Zack grinned back . . . but it was a shadow of his old grin. They were in Zack's workshop, where he was turning chair –dowels without much interest. 'Sump-pumps is all they really are, kiddo,' he said. They sit in cylinders about ten feet deep, and they pump the sewage and the runoff along when the slope of the land levels out or angles up a little. It's old machinery, and the city should have some new pumps, but the Council always pleads poverty when the item comes up on the agenda at budget meetings. If I had a quarter for every time I've been down there, up to my knees in crap, rewiring one of those motors . . . but you don't want to hear all this, Bill. Why don't you go watch TV? I think Sugarfoot's on tonight.'

'I d-d-do wuh-want to h-hear it,' Bill said, and not only because he had come to the conclusion that there was something terrible under Derry someplace.

'Why do you want to hear about a bunch of sewer-pumps?' Zack asked.

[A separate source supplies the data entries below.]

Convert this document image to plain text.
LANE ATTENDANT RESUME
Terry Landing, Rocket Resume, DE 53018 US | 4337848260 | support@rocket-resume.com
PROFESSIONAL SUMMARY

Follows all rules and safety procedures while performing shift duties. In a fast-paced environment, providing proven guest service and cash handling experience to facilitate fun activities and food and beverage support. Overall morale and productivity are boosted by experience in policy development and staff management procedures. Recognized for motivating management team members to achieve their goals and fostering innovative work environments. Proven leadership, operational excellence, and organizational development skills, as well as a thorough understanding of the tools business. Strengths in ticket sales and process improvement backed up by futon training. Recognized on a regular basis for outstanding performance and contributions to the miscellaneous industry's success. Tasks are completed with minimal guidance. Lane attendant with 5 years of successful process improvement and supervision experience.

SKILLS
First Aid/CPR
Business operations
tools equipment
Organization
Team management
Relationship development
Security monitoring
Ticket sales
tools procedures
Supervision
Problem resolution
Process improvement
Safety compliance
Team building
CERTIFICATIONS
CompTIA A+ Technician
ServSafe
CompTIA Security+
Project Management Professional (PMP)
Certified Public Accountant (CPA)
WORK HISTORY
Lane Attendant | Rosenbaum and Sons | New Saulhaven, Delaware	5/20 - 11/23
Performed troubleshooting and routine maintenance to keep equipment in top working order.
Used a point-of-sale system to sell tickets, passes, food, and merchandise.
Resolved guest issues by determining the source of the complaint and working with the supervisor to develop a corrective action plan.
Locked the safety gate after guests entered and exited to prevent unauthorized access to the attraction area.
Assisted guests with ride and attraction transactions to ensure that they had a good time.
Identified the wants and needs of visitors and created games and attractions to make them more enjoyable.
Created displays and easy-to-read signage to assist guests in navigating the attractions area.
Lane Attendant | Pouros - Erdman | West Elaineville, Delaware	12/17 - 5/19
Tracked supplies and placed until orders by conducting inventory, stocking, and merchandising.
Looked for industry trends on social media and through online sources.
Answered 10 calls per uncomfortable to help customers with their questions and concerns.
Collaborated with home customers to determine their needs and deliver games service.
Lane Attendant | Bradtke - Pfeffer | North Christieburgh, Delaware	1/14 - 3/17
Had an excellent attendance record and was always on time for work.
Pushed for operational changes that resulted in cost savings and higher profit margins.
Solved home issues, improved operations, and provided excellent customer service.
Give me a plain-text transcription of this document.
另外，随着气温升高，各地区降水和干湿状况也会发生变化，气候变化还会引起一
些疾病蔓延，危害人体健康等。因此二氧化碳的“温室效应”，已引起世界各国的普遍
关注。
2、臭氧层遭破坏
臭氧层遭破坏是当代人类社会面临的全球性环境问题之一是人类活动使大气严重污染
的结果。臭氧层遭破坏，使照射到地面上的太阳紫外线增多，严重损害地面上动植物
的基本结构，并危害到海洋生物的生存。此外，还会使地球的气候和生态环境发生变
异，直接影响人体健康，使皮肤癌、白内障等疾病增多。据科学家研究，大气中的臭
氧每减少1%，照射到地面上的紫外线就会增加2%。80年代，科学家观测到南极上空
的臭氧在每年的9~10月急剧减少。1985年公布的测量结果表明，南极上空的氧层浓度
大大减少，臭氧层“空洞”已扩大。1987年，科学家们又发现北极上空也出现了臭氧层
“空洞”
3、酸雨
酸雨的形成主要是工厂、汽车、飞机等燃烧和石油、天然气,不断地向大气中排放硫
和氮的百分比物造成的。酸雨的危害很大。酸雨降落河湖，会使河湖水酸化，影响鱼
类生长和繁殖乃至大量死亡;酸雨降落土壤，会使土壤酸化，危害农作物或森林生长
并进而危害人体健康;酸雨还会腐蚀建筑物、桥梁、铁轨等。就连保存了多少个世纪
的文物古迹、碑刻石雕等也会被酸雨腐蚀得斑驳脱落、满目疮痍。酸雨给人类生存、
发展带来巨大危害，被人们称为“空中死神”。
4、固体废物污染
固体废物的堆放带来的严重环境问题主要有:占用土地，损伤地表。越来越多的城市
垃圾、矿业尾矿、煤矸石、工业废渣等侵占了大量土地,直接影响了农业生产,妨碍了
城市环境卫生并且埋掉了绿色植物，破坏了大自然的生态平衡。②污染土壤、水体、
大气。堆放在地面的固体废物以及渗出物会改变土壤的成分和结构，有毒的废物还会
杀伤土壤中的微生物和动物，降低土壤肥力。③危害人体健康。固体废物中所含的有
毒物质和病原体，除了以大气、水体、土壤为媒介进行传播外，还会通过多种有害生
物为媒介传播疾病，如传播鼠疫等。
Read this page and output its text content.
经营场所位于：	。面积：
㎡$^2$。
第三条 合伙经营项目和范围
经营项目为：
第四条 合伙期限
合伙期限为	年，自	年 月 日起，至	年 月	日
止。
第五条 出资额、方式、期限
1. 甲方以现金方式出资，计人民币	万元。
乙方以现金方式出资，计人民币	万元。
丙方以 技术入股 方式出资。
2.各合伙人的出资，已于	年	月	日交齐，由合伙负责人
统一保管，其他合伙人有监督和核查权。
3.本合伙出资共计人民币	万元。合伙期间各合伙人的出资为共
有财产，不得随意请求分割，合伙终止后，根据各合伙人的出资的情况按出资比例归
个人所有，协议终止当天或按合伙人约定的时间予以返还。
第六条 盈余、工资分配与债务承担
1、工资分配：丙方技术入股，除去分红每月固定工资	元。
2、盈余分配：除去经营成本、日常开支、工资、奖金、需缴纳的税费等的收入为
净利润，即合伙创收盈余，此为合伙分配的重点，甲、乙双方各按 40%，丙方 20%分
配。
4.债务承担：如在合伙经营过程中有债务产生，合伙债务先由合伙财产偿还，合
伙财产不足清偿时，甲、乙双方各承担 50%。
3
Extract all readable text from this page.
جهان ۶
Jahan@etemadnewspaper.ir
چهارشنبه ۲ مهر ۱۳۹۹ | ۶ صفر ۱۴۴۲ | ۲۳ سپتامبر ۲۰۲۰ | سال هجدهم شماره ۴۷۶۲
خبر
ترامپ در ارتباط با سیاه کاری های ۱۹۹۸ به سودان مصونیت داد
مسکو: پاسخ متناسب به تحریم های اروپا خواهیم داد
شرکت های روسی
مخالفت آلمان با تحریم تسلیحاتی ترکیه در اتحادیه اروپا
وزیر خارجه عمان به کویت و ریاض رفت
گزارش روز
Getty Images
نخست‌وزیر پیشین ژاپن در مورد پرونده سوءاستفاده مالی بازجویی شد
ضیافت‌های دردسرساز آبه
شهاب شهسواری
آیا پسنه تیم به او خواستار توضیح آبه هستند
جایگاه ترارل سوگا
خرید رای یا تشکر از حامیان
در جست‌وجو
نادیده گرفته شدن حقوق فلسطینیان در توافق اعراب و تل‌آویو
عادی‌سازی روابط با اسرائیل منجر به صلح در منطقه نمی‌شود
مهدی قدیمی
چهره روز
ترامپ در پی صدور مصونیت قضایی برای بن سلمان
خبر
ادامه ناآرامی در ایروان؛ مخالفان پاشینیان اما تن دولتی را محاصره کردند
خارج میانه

'Skuh-skuh-hool ruh –report,' Bill said wildly.

'School's Out.'

'N-N-Next year.'

'Well, it's a pretty dull subject,' Zack said. Teacher'll probably give you an F for putting him to sleep. Look, here's the Kenduskeag' — he drew a straight line in the light fall of sawdust on the table in which his handsaw was embedded — 'and here's the Barrens. Now, because downtown's lower than the residential areas — Kansas Street, say, or the Old Cape, or West Broadway — most of the downtown waste has to be pumped into the river. The waste from the houses flows down to the Barrens pretty much on its own. You see?'

'Y-Y-Yes,' Bill said, drawing a little closer to his father to look at the lines, close enough so that his shoulder was against his father's arm.